In this post we will look at a somewhat uncommon use of the pandas dataframe library - reading data from web pages.
Pandas has a function
read_html() that will scrape the tables on an html page into a list of dataframes. It is a quick and easy way to read data from a webpage into dataframes for later analysis, and is particularly good at Wikipedia pages, which tend to contain tables with useful reference data.
The following code extracts a dataframe containing a list of soverign states from Wikipedia.
url = 'https://en.wikipedia.org/wiki/List_of_sovereign_states' tables = pd.read_html(url) # Get the table, drop the first row and fill NAs tables.drop().fillna('')
A couple things to note:
- If there are more than 1 tables in the returned list then you will need to know which table(s) contain the data you are looking for.

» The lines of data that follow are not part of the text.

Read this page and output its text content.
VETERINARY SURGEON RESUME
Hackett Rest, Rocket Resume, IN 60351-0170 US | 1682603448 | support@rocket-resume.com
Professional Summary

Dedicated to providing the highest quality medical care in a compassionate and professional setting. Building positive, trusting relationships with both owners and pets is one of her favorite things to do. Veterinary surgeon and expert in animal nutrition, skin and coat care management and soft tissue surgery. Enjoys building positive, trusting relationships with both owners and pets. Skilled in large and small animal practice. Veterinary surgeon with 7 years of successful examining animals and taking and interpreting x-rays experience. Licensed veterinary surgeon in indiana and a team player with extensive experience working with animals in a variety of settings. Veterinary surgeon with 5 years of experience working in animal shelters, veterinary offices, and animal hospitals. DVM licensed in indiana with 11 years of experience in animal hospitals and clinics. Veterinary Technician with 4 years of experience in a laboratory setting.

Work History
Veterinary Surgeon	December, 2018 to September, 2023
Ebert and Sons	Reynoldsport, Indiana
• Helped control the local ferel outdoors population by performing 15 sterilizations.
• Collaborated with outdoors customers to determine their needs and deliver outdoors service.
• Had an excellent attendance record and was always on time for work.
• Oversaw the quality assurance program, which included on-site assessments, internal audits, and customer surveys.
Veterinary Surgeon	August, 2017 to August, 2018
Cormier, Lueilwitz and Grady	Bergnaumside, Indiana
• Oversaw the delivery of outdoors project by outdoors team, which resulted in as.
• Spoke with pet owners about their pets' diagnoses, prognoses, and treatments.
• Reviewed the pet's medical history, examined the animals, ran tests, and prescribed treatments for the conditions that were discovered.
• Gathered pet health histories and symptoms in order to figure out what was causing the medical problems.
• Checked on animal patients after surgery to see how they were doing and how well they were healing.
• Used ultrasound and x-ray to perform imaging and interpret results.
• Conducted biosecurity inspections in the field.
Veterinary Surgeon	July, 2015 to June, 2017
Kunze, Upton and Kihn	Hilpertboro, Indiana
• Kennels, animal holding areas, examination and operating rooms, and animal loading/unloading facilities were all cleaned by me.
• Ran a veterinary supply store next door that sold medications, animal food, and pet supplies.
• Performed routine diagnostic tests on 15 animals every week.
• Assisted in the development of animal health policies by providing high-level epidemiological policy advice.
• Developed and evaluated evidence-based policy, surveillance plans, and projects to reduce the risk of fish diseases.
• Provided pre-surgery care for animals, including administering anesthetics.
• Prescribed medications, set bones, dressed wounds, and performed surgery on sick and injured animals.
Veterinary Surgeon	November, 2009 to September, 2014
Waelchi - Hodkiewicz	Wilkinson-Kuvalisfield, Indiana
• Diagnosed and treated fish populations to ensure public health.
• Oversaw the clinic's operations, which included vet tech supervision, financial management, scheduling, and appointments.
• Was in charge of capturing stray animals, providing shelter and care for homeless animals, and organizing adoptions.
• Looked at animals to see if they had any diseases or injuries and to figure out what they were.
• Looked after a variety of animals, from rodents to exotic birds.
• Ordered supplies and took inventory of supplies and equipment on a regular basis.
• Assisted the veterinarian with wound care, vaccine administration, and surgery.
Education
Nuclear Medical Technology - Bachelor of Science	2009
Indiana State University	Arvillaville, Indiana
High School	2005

- Pandas will apply headers if they are within <th> elements. If pandas cannot detect headers then you can pass the row number to use for headers.
tables = pd.read_html(url, header=0)
- read_html will throw an exception if no tables are found on a page
More Complicated Pages
Using read_html works for fairly simple parsing jobs. If you need to grab data that is not within tables, or element attributes such as anchor href, then you are better off using the requests and bs4 libraries. But give how easily you ca pull data from web pages into dataframes in a few lines of code, it’s a useful tool in your toolbox.